If the data is uniform, you would not use histograms. However, if you request
the same number of buckets as distinct values, Oracle creates 1 bucket.  If
you request less buckets, Oracle uses an algorithm to balance values into each
bucket and any values that remain (which have to be less then the number
stored in each height-balanced bucket) go into the last bucket.


STORING CHARACTER VALUES IN HISTOGRAMS
--------------------------------------

Character columns have some exceptional behaviour, in as much as we store
histogram data for the first 32 bytes of any string.  Any predicates that
contain strings greater than 32 characters will not use histogram information
and the selectivity will be 1 / DISTINCT.

Data in histogram endpoints is normalized to double precision floating point
arithmetic.

EXAMPLE
-------

SQL> select * from morgan;

A
----------
a
b
c
d
e
e
e
e


The table contains 5 distinct values.
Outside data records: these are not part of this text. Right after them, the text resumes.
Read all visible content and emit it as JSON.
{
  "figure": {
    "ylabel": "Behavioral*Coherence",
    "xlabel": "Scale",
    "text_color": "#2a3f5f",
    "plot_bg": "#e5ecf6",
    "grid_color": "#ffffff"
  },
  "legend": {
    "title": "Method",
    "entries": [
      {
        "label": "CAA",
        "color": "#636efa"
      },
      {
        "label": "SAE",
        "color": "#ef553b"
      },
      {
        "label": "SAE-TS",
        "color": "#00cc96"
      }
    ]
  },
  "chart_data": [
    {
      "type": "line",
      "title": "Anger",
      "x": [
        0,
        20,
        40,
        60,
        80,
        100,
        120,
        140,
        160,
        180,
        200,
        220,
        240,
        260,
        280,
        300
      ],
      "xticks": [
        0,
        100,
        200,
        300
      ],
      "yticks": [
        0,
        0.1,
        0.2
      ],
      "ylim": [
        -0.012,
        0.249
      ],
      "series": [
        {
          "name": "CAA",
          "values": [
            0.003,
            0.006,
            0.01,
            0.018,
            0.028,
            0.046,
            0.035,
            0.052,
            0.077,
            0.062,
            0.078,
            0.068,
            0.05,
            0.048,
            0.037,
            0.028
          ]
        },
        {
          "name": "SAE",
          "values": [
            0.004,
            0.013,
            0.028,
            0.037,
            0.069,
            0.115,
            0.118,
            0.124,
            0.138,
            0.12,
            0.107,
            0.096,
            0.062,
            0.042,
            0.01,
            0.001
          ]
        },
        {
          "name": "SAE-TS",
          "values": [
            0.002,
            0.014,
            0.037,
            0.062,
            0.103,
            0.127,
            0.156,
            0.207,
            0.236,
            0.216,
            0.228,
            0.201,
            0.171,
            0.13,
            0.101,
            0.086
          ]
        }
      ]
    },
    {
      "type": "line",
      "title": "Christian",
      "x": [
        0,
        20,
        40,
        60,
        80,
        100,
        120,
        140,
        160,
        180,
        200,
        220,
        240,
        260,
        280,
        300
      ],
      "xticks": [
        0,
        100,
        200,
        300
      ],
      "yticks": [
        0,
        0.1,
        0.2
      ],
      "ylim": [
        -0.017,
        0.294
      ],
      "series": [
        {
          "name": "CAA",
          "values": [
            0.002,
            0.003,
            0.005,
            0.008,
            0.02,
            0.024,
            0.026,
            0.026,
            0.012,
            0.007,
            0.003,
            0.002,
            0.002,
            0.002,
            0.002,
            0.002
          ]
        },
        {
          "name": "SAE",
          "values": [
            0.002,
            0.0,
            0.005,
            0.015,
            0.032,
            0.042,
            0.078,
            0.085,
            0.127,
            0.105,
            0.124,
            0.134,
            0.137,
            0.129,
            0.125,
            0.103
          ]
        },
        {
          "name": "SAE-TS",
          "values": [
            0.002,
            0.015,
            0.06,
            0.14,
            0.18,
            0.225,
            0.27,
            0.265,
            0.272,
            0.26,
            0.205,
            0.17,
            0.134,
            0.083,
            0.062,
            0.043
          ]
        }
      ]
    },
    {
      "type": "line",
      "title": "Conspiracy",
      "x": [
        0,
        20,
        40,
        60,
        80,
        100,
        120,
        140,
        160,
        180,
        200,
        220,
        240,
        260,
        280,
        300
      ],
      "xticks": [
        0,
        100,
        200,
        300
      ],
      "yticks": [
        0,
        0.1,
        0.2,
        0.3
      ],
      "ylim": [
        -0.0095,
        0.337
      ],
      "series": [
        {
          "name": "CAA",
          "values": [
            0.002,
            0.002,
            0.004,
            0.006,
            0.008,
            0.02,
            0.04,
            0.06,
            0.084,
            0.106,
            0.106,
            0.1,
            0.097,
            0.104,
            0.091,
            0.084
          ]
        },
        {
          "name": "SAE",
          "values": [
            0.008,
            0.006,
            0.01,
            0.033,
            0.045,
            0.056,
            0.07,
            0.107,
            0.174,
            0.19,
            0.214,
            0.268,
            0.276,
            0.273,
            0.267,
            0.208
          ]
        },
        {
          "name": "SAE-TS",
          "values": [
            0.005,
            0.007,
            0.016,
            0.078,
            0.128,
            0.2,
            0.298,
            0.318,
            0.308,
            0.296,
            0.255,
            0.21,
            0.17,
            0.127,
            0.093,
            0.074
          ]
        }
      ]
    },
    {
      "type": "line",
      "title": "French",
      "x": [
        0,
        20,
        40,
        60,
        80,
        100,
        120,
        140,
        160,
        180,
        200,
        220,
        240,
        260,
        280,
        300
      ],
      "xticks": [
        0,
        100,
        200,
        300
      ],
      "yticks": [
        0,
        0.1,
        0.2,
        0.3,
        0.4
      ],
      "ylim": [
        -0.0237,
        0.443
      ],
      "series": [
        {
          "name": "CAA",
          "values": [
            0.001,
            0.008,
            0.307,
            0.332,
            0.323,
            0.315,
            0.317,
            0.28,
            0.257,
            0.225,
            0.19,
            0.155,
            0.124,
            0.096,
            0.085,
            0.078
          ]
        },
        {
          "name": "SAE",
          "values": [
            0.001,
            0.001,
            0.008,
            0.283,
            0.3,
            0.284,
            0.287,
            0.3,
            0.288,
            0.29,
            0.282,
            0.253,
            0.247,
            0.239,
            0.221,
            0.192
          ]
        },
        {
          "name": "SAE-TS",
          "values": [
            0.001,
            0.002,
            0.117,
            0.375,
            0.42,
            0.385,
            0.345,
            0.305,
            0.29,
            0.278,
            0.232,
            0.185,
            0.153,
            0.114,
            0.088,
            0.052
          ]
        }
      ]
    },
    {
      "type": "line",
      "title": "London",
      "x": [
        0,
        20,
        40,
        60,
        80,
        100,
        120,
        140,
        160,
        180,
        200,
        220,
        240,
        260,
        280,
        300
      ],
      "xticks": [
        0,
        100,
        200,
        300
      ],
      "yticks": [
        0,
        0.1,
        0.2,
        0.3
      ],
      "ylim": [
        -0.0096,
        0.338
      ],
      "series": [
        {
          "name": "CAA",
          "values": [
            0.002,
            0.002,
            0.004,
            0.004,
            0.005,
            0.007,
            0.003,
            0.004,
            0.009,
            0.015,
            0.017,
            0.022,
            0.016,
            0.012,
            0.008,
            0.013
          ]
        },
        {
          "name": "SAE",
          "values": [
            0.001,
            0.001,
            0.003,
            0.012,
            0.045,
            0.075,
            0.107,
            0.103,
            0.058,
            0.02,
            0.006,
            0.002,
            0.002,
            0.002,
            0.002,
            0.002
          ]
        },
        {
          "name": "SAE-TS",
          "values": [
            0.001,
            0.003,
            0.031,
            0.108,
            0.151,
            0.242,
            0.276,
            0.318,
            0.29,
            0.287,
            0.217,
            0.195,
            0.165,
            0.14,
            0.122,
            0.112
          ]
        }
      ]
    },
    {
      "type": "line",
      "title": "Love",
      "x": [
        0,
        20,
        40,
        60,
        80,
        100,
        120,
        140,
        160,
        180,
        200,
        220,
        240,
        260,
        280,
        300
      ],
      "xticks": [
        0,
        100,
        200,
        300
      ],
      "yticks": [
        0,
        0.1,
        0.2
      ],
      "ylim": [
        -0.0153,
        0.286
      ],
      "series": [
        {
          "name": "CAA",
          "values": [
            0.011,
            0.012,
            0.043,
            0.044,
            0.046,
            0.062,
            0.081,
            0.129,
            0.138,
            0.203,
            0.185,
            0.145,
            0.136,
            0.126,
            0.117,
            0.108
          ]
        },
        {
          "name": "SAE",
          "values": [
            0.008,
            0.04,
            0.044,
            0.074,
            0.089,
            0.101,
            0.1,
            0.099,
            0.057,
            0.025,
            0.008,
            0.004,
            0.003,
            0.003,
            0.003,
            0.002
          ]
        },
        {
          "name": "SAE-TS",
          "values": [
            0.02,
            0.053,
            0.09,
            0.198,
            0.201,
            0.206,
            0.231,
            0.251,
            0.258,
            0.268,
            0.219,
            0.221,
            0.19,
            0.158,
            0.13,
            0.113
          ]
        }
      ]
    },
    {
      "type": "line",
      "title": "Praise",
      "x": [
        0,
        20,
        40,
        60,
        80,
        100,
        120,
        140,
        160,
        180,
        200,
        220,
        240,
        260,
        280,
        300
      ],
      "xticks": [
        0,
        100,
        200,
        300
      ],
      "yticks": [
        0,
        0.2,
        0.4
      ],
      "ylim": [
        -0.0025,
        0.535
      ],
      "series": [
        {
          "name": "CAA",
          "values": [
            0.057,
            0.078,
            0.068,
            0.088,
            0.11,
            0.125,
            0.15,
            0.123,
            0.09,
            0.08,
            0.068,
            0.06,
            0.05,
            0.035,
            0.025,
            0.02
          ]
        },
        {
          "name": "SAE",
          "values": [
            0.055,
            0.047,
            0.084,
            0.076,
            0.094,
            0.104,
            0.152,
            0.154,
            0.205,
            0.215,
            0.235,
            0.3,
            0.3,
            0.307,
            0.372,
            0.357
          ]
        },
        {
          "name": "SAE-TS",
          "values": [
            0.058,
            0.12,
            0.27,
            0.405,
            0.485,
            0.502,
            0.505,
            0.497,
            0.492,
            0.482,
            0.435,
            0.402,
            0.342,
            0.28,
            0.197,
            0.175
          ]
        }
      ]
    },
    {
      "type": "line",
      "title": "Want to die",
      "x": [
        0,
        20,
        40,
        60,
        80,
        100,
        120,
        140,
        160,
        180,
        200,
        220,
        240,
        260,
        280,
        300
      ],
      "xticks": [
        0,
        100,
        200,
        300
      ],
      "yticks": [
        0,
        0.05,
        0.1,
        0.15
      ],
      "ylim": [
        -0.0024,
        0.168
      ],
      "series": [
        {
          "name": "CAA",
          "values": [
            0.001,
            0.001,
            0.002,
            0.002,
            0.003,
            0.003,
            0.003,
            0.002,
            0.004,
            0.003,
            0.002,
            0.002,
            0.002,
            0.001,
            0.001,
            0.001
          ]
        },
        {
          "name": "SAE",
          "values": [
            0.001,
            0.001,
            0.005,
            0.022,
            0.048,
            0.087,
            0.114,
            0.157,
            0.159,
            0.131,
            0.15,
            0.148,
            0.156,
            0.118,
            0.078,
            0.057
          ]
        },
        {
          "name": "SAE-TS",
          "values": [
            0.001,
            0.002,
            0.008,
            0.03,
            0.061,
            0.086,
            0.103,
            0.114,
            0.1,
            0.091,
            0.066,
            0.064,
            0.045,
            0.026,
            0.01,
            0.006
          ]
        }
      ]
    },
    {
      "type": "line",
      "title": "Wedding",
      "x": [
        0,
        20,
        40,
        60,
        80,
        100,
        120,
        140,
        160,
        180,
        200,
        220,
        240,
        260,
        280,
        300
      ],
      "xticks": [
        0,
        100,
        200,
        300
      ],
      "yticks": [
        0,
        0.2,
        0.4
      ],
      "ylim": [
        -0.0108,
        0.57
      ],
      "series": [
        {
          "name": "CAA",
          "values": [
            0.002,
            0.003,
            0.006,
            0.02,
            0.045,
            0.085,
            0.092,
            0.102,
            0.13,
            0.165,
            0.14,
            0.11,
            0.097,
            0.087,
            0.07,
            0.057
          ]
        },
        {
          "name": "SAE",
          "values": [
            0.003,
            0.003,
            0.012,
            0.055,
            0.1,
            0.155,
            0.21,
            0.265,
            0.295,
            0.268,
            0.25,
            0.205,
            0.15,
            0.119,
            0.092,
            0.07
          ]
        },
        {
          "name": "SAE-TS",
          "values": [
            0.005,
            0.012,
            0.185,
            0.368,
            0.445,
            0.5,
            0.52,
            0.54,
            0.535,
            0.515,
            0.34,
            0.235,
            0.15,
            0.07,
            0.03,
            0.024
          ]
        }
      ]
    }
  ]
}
There is one occurance of 'a', 'b', 'c'
and 'd' and 4 of 'e'.

Create a histogram with 5 buckets.

SQL> analyze table morgan compute statistics for columns a size 5;

Looking in user_histograms:

LPAD(TABLE LPAD( ENDPOINT_NUMBER ENDPOINT_VALUE
---------- ----- --------------- --------------
    MORGAN     A               1     5.0365E+35
    MORGAN     A               2     5.0885E+35
    MORGAN     A               3     5.1404E+35
    MORGAN     A               4     5.1923E+35
    MORGAN     A               8     5.2442E+35

So, ENDPOINT_VALUE   5.0365E+35 represents a
                                                5.0885E+35 represents b
                                                5.1404E+35 represents c
                                                5.1923E+35 represents d
                                                5.2442E+35 represents e

Then if you look at the cumulative values for ENDPOINT_NUMBER,
the corresponding  ENDPOINT_VALUE's are correct.